A Goldcrest coach with experience working as a portfolio manager engaged with the client for a 6-month term. The assignment began with an alignment meeting with the investment team head to understand the organisational context, individual development areas and desired outcomes. The personality psychometric was used to generate self-awareness, particularly at times of stress, alongside an emotional intelligence diagnostic to develop further insights in service of the individual’s personal resilience, interpersonal relationships, and investment decision making. 

The Outcome

Work on boundaries and renewal activities boosted wellbeing and enabled a re-framing of performance goals through the lens of inputs to stabilise and build resilience. A reformulated approach to investment philosophy, process and decision making introduced more recognition of uncertainty and agility, and improved investment performance.
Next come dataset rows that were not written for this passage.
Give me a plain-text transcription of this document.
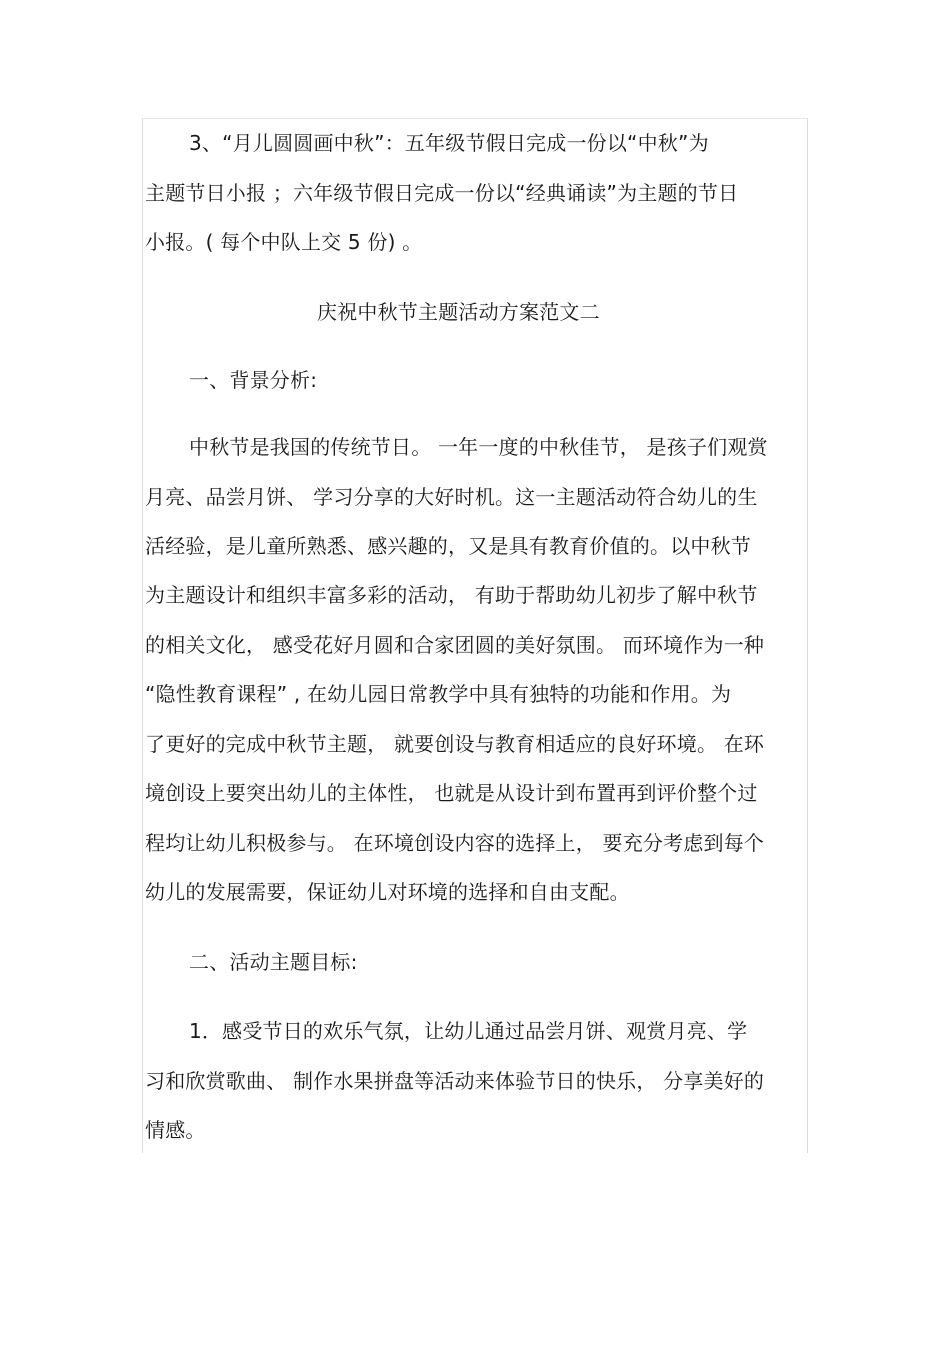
3、“月儿圆圆画中秋”：五年级节假日完成一份以“中秋”为
主题节日小报 ；六年级节假日完成一份以“经典诵读”为主题的节日
小报。( 每个中队上交 5 份) 。
庆祝中秋节主题活动方案范文二
一、背景分析:
中秋节是我国的传统节日。 一年一度的中秋佳节， 是孩子们观赏
月亮、品尝月饼、 学习分享的大好时机。这一主题活动符合幼儿的生
活经验，是儿童所熟悉、感兴趣的，又是具有教育价值的。以中秋节
为主题设计和组织丰富多彩的活动， 有助于帮助幼儿初步了解中秋节
的相关文化， 感受花好月圆和合家团圆的美好氛围。 而环境作为一种
“隐性教育课程” , 在幼儿园日常教学中具有独特的功能和作用。为
了更好的完成中秋节主题， 就要创设与教育相适应的良好环境。 在环
境创设上要突出幼儿的主体性， 也就是从设计到布置再到评价整个过
程均让幼儿积极参与。 在环境创设内容的选择上， 要充分考虑到每个
幼儿的发展需要，保证幼儿对环境的选择和自由支配。
二、活动主题目标:
1．感受节日的欢乐气氛，让幼儿通过品尝月饼、观赏月亮、学
习和欣赏歌曲、 制作水果拼盘等活动来体验节日的快乐， 分享美好的
情感。
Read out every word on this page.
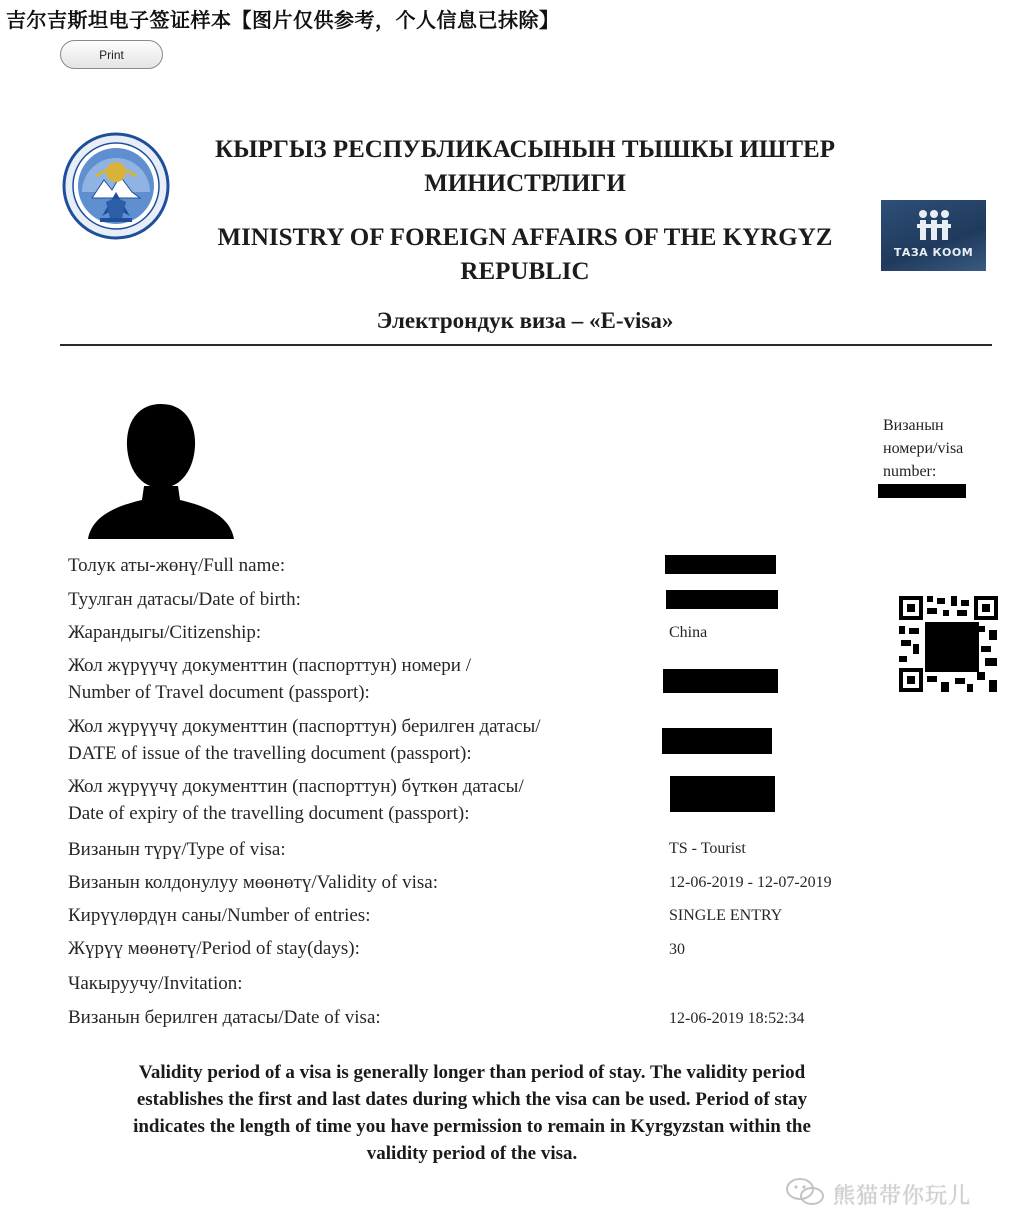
吉尔吉斯坦电子签证样本【图片仅供参考，个人信息已抹除】
Print
ТАЗА КООМ
КЫРГЫЗ РЕСПУБЛИКАСЫНЫН ТЫШКЫ ИШТЕР
МИНИСТРЛИГИ
MINISTRY OF FOREIGN AFFAIRS OF THE KYRGYZ
REPUBLIC
Электрондук виза – «E-visa»
Визанын
номери/visa
number:
Толук аты-жөнү/Full name:
Туулган датасы/Date of birth:
Жарандыгы/Citizenship:	China
Жол жүрүүчү документтин (паспорттун) номери /
Number of Travel document (passport):
Жол жүрүүчү документтин (паспорттун) берилген датасы/
DATE of issue of the travelling document (passport):
Жол жүрүүчү документтин (паспорттун) бүткөн датасы/
Date of expiry of the travelling document (passport):
Визанын түрү/Type of visa:	TS - Tourist
Визанын колдонулуу мөөнөтү/Validity of visa:	12-06-2019 - 12-07-2019
Кирүүлөрдүн саны/Number of entries:	SINGLE ENTRY
Жүрүү мөөнөтү/Period of stay(days):	30
Чакыруучу/Invitation:
Визанын берилген датасы/Date of visa:	12-06-2019 18:52:34

Validity period of a visa is generally longer than period of stay. The validity period
establishes the first and last dates during which the visa can be used. Period of stay
indicates the length of time you have permission to remain in Kyrgyzstan within the
validity period of the visa.

熊猫带你玩儿
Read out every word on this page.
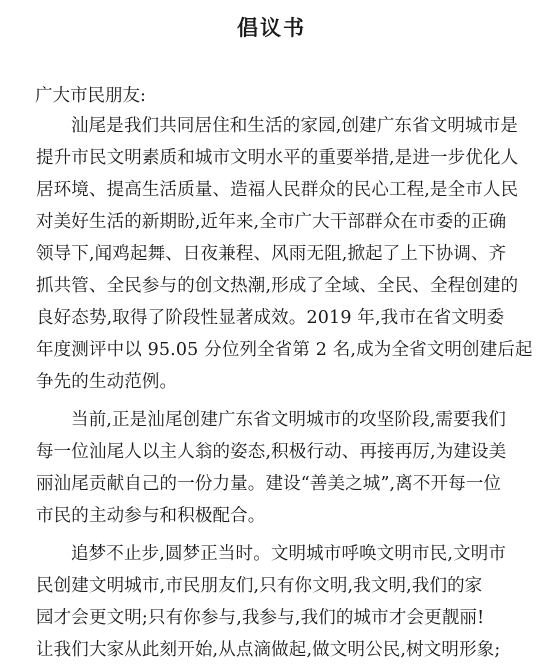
倡议书
广大市民朋友:
汕尾是我们共同居住和生活的家园,创建广东省文明城市是
提升市民文明素质和城市文明水平的重要举措,是进一步优化人
居环境、提高生活质量、造福人民群众的民心工程,是全市人民
对美好生活的新期盼,近年来,全市广大干部群众在市委的正确
领导下,闻鸡起舞、日夜兼程、风雨无阻,掀起了上下协调、齐
抓共管、全民参与的创文热潮,形成了全域、全民、全程创建的
良好态势,取得了阶段性显著成效。2019 年,我市在省文明委
年度测评中以 95.05 分位列全省第 2 名,成为全省文明创建后起
争先的生动范例。
当前,正是汕尾创建广东省文明城市的攻坚阶段,需要我们
每一位汕尾人以主人翁的姿态,积极行动、再接再厉,为建设美
丽汕尾贡献自己的一份力量。建设“善美之城”,离不开每一位
市民的主动参与和积极配合。
追梦不止步,圆梦正当时。文明城市呼唤文明市民,文明市
民创建文明城市,市民朋友们,只有你文明,我文明,我们的家
园才会更文明;只有你参与,我参与,我们的城市才会更靓丽!
让我们大家从此刻开始,从点滴做起,做文明公民,树文明形象;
Getting the partners on the same page

The Brief

The client was a boutique regulated entity providing accounting and corporate finance services to public and private finance sector clients. The firm had a good reputation, high quality client list and had demonstrated strong growth but the partners were so busy ‘working in’ the business they had not taken a step back, evaluated the strategic objectives and aligned around them.

The Engagement

We began by conducting a round of exploratory interviews with the partners to deeply understand their personal and professional motivations and ambitions to inform next steps. We followed on with 4 half-day in-person strategy meetings to progress thinking and align the team around common goals. The backbone of the delivery was the Goldcrest Strategy Pyramid, which served as a framework to clarify the organisational purpose, create a new group strategy, and identify the key areas of focus to make this a reality. This work was integrated with activities to develop the necessary leadership, culture and teamwork to successfully land it in the business.

The Outcome

The outcome was precious time away from the day-to-day to consider the big questions. Clarity on where interests aligned and diverged, what culture would enable success and what leadership behaviours were necessary to achieve this was gained, along with the motivation to put it into practice.